The Irish poet John O’Donohue defined beauty as “an emerging fullness, a greater sense of grace and elegance, a deeper sense of depth, and a kind of homecoming for the enriched memory of your unfolding life.” That is the kind of beauty I want to talk about this morning, this beauty in the broader sense, the relationships and experiences that move us beyond our small and restricted selves toward admiration and awe, igniting our creativity, stirring our imagination, and inspiring us to acts of kindness and gratitude.

Many of us expend money, time, and effort to find beauty. We go in search of it, and sometimes find it. But just as often beauty visits us without warning. The Welsh poet, Henry Vaughan, in his poem The Revival wrote about the beauty of God revealing itself when we least expect it, ending with these gorgeous lines, “And here in dust and dirt, O here, The lilies of His love appear!”

Several years ago, while on a motorcycle trip on the Great River Road on the Missouri side, headed south, with the Quaker Oatlaws, we passed through a tunnel of woods, emerging into emerald-green fields running to the western horizon.

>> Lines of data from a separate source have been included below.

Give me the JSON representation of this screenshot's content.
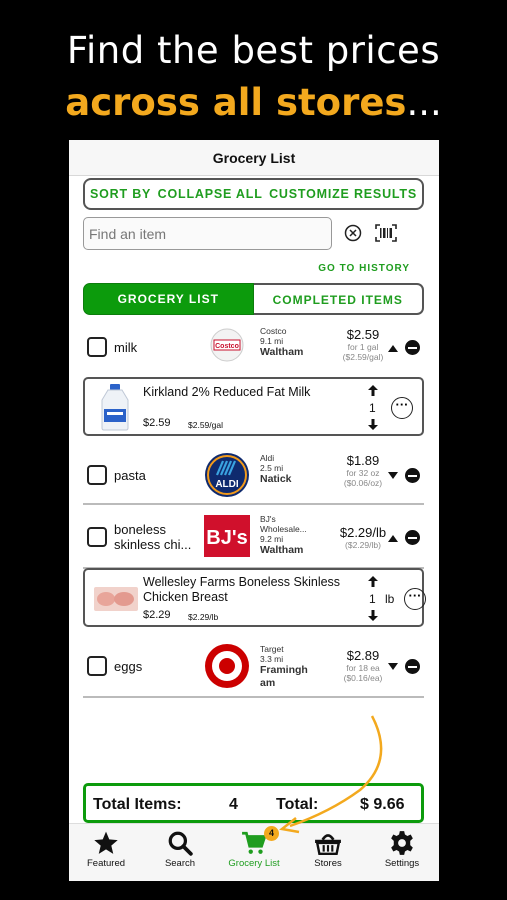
{
  "headline": {
    "line1": "Find the best prices",
    "line2": "across all stores",
    "line2_suffix": "..."
  },
  "app": {
    "title": "Grocery List"
  },
  "toolbar": {
    "sort_by": "SORT BY",
    "collapse_all": "COLLAPSE ALL",
    "customize_results": "CUSTOMIZE RESULTS"
  },
  "search": {
    "placeholder": "Find an item"
  },
  "history_link": "GO TO HISTORY",
  "tabs": {
    "grocery_list": "GROCERY LIST",
    "completed_items": "COMPLETED ITEMS"
  },
  "items": [
    {
      "name": "milk",
      "store": "Costco",
      "distance": "9.1 mi",
      "city": "Waltham",
      "price": "$2.59",
      "size": "for 1 gal",
      "unit_price": "($2.59/gal)",
      "expanded": true,
      "detail": {
        "product": "Kirkland 2% Reduced Fat Milk",
        "price": "$2.59",
        "unit": "$2.59/gal",
        "qty": "1",
        "qty_unit": ""
      }
    },
    {
      "name": "pasta",
      "store": "Aldi",
      "distance": "2.5 mi",
      "city": "Natick",
      "price": "$1.89",
      "size": "for 32 oz",
      "unit_price": "($0.06/oz)",
      "expanded": false
    },
    {
      "name_line1": "boneless",
      "name_line2": "skinless chi...",
      "store": "BJ's",
      "store_line2": "Wholesale...",
      "distance": "9.2 mi",
      "city": "Waltham",
      "price": "$2.29/lb",
      "unit_price": "($2.29/lb)",
      "expanded": true,
      "detail": {
        "product_line1": "Wellesley Farms Boneless Skinless",
        "product_line2": "Chicken Breast",
        "price": "$2.29",
        "unit": "$2.29/lb",
        "qty": "1",
        "qty_unit": "lb"
      }
    },
    {
      "name": "eggs",
      "store": "Target",
      "distance": "3.3 mi",
      "city_line1": "Framingh",
      "city_line2": "am",
      "price": "$2.89",
      "size": "for 18 ea",
      "unit_price": "($0.16/ea)",
      "expanded": false
    }
  ],
  "logos": {
    "costco": "Costco",
    "aldi": "ALDI",
    "bjs": "BJ's"
  },
  "totals": {
    "items_label": "Total Items:",
    "items_count": "4",
    "total_label": "Total:",
    "total_value": "$ 9.66"
  },
  "tabbar": {
    "featured": "Featured",
    "search": "Search",
    "grocery_list": "Grocery List",
    "stores": "Stores",
    "settings": "Settings",
    "cart_badge": "4"
  },
  "colors": {
    "accent_green": "#0c9b0c",
    "headline_orange": "#F3A91E",
    "background": "#000000"
  },
  "icons": [
    "clear-icon",
    "barcode-icon",
    "checkbox-icon",
    "chevron-up-icon",
    "chevron-down-icon",
    "minus-circle-icon",
    "arrow-up-icon",
    "arrow-down-icon",
    "more-options-icon",
    "star-icon",
    "search-icon",
    "cart-icon",
    "basket-icon",
    "gear-icon"
  ]
}
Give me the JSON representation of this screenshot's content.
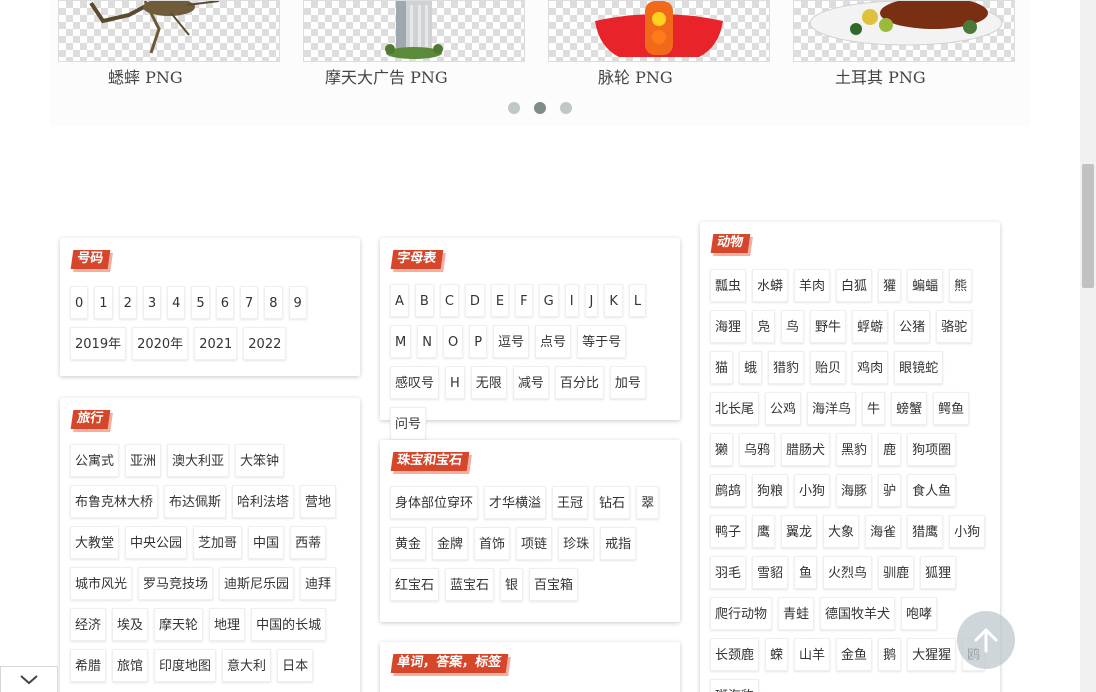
{
  "carousel": {
    "slides": [
      {
        "caption": "蟋蟀 PNG"
      },
      {
        "caption": "摩天大广告 PNG"
      },
      {
        "caption": "脉轮 PNG"
      },
      {
        "caption": "土耳其 PNG"
      }
    ],
    "dots": 3,
    "active_dot": 1
  },
  "cards": {
    "numbers": {
      "title": "号码",
      "tags": [
        "0",
        "1",
        "2",
        "3",
        "4",
        "5",
        "6",
        "7",
        "8",
        "9",
        "2019年",
        "2020年",
        "2021",
        "2022"
      ]
    },
    "alphabet": {
      "title": "字母表",
      "tags": [
        "A",
        "B",
        "C",
        "D",
        "E",
        "F",
        "G",
        "I",
        "J",
        "K",
        "L",
        "M",
        "N",
        "O",
        "P",
        "逗号",
        "点号",
        "等于号",
        "感叹号",
        "H",
        "无限",
        "减号",
        "百分比",
        "加号",
        "问号"
      ]
    },
    "travel": {
      "title": "旅行",
      "tags": [
        "公寓式",
        "亚洲",
        "澳大利亚",
        "大笨钟",
        "布鲁克林大桥",
        "布达佩斯",
        "哈利法塔",
        "营地",
        "大教堂",
        "中央公园",
        "芝加哥",
        "中国",
        "西蒂",
        "城市风光",
        "罗马竞技场",
        "迪斯尼乐园",
        "迪拜",
        "经济",
        "埃及",
        "摩天轮",
        "地理",
        "中国的长城",
        "希腊",
        "旅馆",
        "印度地图",
        "意大利",
        "日本"
      ]
    },
    "jewelry": {
      "title": "珠宝和宝石",
      "tags": [
        "身体部位穿环",
        "才华横溢",
        "王冠",
        "钻石",
        "翠",
        "黄金",
        "金牌",
        "首饰",
        "项链",
        "珍珠",
        "戒指",
        "红宝石",
        "蓝宝石",
        "银",
        "百宝箱"
      ]
    },
    "words": {
      "title": "单词，答案，标签"
    },
    "animals": {
      "title": "动物",
      "tags": [
        "瓢虫",
        "水蟒",
        "羊肉",
        "白狐",
        "獾",
        "蝙蝠",
        "熊",
        "海狸",
        "凫",
        "鸟",
        "野牛",
        "蜉蝣",
        "公猪",
        "骆驼",
        "猫",
        "蛾",
        "猎豹",
        "贻贝",
        "鸡肉",
        "眼镜蛇",
        "北长尾",
        "公鸡",
        "海洋鸟",
        "牛",
        "螃蟹",
        "鳄鱼",
        "獭",
        "乌鸦",
        "腊肠犬",
        "黑豹",
        "鹿",
        "狗项圈",
        "鹧鸪",
        "狗粮",
        "小狗",
        "海豚",
        "驴",
        "食人鱼",
        "鸭子",
        "鹰",
        "翼龙",
        "大象",
        "海雀",
        "猎鹰",
        "小狗",
        "羽毛",
        "雪貂",
        "鱼",
        "火烈鸟",
        "驯鹿",
        "狐狸",
        "爬行动物",
        "青蛙",
        "德国牧羊犬",
        "咆哮",
        "长颈鹿",
        "蝾",
        "山羊",
        "金鱼",
        "鹅",
        "大猩猩",
        "鸥",
        "斑海豹"
      ]
    }
  },
  "colors": {
    "title_bg": "#d6462b",
    "title_shadow": "#f0b0a2",
    "dot": "#bfc7c7",
    "dot_active": "#7e8b8b"
  },
  "icons": {
    "back_top": "arrow-up-icon",
    "collapse": "chevron-down-icon"
  }
}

I felt as if I were riding through a painting. When I revisit that trip in my mind, which I often do, it is those fields I remember more than anything else. At night, when I close my eyes to sleep, it is those fields I see. When I am overwhelmed, it is those fields I return to in my memory and am restored. Think for a moment of the most beautiful place you know—its colors, its scents, its dimensions. Go there right now in your mind. Enjoy a vacation right where you are seated.

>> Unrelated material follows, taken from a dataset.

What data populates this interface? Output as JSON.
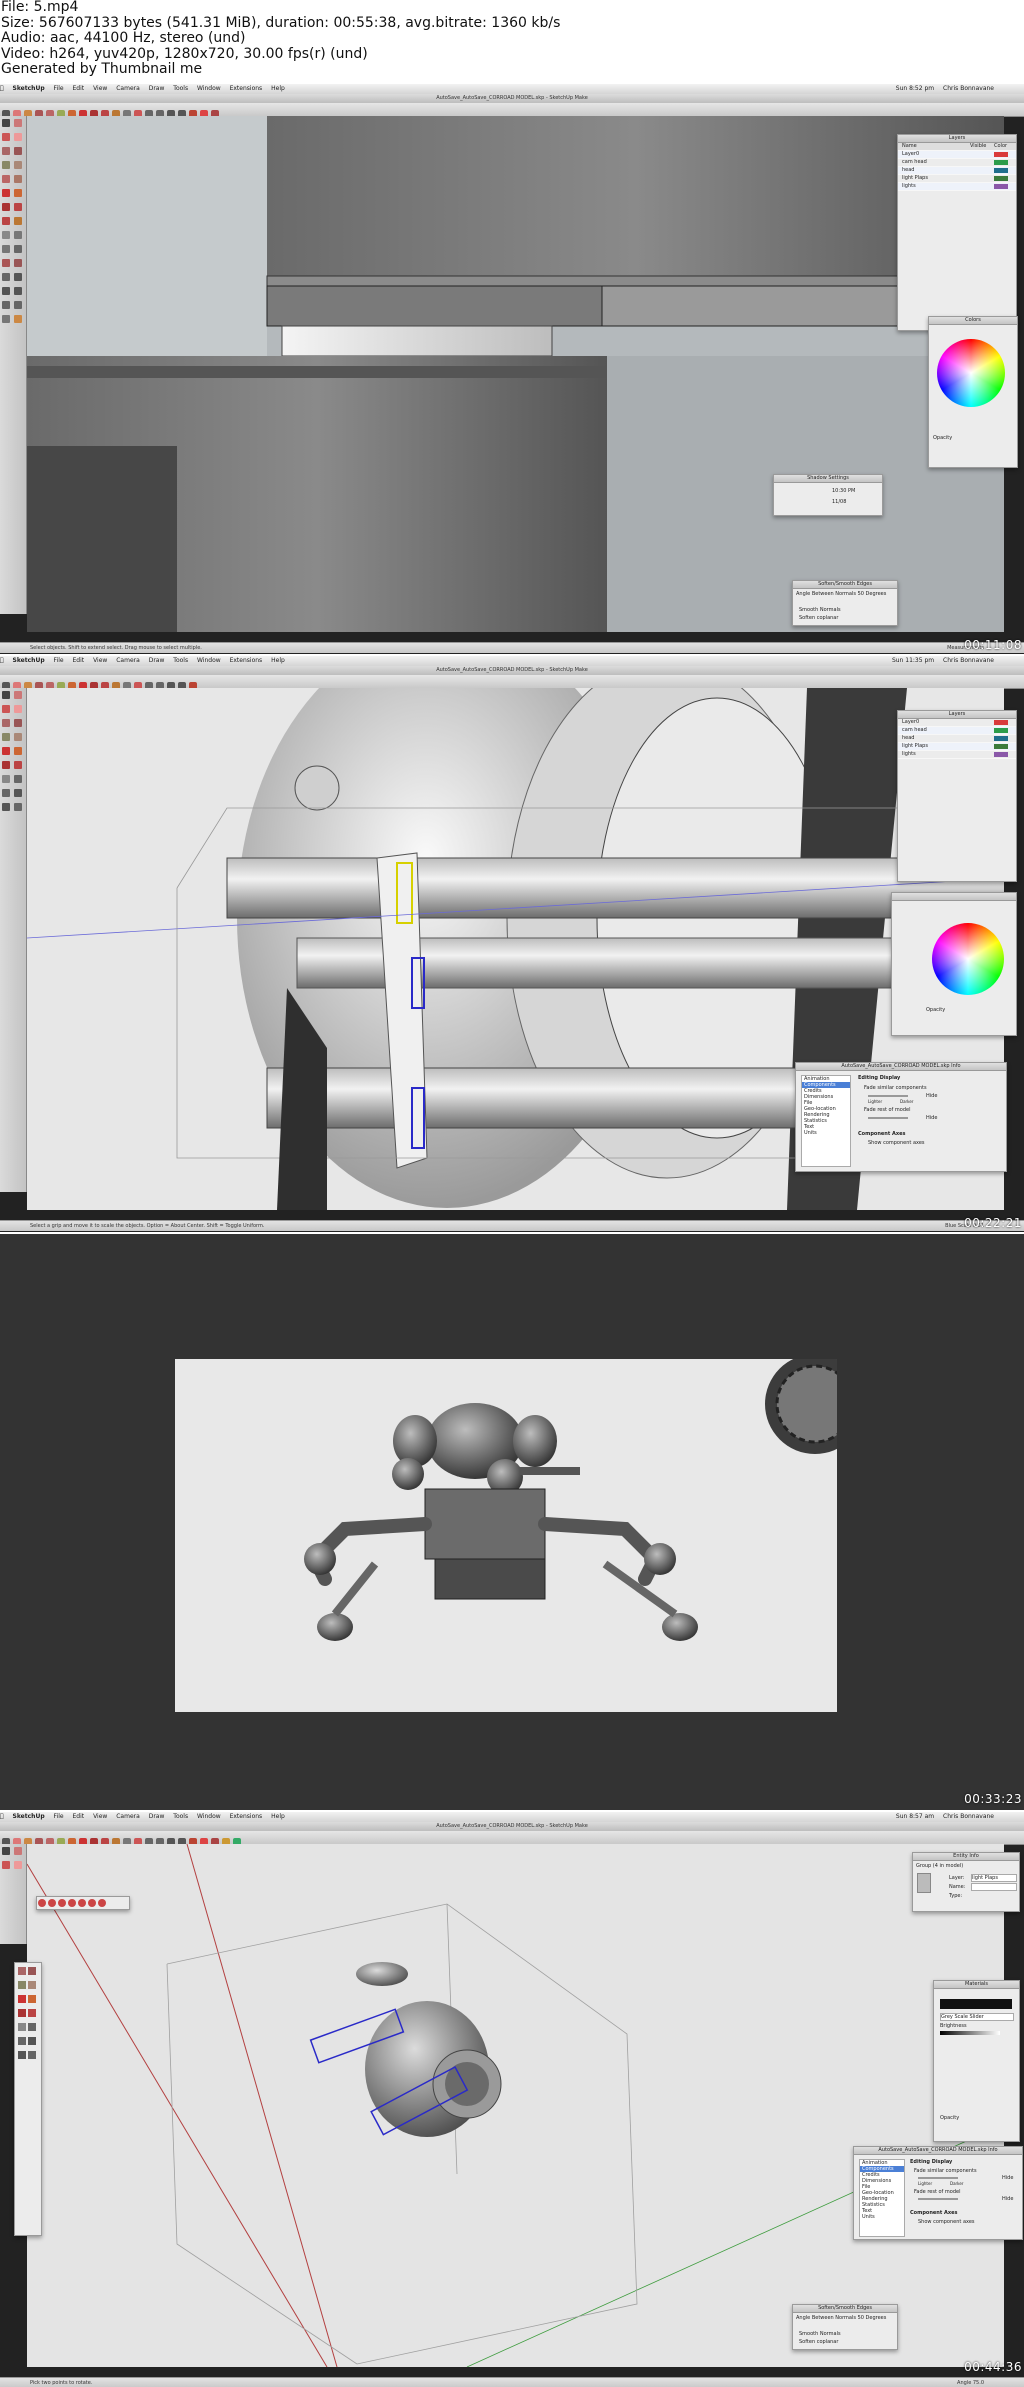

This week I read of a weapons system that maims and kills with a sort of evil ingenuity, and for several hours I despaired of the human cooperation in ugliness that makes such things possible. But then I reminded myself that human cooperation also makes possible the beauty of Beethoven’s 9th Symphony, the evolving cure for cancer, the marvel of human flight, the stroke of paint on canvas. In every circumstance, beauty is a real choice for us, the decision to be lilies of love in the dust and dirt.

Remind yourself of this, Friends, always and often, that beauty is not a luxury. It is an essential quality of life, without which we will wither and die.